In deze zaak heeft het gerechtshof Amsterdam op 4 januari 2013 uitspraak gedaan in hoger beroep tegen een vonnis van de rechtbank Haarlem. De verdachte was beschuldigd van het opzettelijk binnenbrengen van ongeveer 3946,3 gram cocaïne op 4 mei 2012 te Schiphol. De verdachte arriveerde per vliegtuig vanuit Paramaribo en zijn bagage werd gecontroleerd na een verscherpte douanecontrole. In zijn bagage werden onder andere citrusvruchten aangetroffen, waarin cocaïne was verstopt. De verdachte ontkende kennis te hebben van de cocaïne en verklaarde dat hij de vruchten voor een vriendin van zijn neef had meegenomen.

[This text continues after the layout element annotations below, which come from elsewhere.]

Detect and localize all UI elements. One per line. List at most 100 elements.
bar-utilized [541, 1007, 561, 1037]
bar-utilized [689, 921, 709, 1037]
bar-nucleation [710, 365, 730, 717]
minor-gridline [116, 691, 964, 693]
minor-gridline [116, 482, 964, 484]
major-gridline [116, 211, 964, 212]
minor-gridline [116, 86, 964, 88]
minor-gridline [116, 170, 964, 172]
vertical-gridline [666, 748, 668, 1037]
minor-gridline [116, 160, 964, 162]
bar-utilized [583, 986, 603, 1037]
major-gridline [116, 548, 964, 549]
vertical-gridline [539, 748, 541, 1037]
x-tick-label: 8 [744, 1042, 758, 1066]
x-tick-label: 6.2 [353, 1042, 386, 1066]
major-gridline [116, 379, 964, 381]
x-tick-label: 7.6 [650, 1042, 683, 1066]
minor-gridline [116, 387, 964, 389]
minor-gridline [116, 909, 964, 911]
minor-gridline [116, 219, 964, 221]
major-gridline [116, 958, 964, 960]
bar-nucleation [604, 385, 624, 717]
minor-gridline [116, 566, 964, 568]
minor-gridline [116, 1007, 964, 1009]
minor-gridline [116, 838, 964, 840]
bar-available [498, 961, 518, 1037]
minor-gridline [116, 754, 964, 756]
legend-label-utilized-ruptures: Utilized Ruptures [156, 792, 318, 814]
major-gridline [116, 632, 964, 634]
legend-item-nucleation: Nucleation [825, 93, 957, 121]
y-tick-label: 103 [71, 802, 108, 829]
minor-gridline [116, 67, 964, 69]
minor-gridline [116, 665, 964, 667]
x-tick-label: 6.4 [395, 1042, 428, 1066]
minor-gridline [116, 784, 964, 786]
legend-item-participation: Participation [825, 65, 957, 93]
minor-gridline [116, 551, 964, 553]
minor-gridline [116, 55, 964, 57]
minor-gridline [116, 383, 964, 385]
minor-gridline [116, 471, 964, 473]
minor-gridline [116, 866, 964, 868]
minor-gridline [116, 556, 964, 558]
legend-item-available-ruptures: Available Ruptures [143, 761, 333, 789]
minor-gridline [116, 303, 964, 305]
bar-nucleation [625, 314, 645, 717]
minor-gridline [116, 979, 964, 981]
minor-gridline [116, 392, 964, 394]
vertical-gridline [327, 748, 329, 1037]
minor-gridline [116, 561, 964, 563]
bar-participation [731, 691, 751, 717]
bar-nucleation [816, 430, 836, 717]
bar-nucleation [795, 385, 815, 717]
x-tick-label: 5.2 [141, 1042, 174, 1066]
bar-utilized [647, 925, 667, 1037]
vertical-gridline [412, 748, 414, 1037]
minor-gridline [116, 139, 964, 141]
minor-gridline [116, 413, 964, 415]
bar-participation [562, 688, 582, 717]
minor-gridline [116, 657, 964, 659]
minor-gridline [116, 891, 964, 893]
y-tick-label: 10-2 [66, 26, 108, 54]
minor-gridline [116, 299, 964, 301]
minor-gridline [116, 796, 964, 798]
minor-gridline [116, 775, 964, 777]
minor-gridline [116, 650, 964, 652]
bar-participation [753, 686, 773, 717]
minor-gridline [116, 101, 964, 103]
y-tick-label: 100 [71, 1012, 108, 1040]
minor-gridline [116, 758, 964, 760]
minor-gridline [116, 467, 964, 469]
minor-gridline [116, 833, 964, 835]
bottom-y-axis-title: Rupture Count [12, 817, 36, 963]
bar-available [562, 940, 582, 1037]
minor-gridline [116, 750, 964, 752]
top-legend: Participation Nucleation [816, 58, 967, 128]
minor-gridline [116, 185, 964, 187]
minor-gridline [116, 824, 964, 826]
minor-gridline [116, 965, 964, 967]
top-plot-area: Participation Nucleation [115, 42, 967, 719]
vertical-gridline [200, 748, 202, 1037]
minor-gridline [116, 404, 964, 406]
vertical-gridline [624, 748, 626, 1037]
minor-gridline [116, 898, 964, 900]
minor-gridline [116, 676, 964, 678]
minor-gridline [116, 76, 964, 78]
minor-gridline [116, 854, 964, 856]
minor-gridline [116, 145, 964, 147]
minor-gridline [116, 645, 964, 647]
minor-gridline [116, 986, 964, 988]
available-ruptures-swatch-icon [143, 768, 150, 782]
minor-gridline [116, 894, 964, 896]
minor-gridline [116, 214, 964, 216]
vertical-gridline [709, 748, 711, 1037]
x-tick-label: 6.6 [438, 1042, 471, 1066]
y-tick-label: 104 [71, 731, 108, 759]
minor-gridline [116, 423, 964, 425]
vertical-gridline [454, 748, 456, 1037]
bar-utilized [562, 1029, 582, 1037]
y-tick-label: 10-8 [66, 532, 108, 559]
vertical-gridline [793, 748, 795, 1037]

Het hof oordeelde dat de verdachte verantwoordelijk is voor de inhoud van zijn bagage en dat hij zich bewust had moeten zijn van de kans dat er cocaïne in de vruchten zou kunnen zitten. De verdachte had geen enkele poging gedaan om te controleren wat er in zijn bagage was gestopt, wat zijn zorgplicht schond. Het hof kwam tot de conclusie dat de verdachte opzettelijk handelde in strijd met de Opiumwet.
De rechtbank had de verdachte eerder veroordeeld tot een gevangenisstraf van 36 maanden, maar het hof besloot tot een andere strafoplegging. Het hof hield rekening met de omstandigheden waaronder het feit was begaan en de persoonlijke situatie van de verdachte, die na een periode van drugsgebruik met hulp van de reclassering zijn leven weer op de rails had gekregen. Uiteindelijk werd de verdachte veroordeeld tot een gevangenisstraf van 20 maanden, waarvan een deel voorwaardelijk, met de mogelijkheid van een proeftijd. Het hof vernietigde het eerdere vonnis en sprak de verdachte vrij van andere tenlasteleggingen die niet bewezen waren.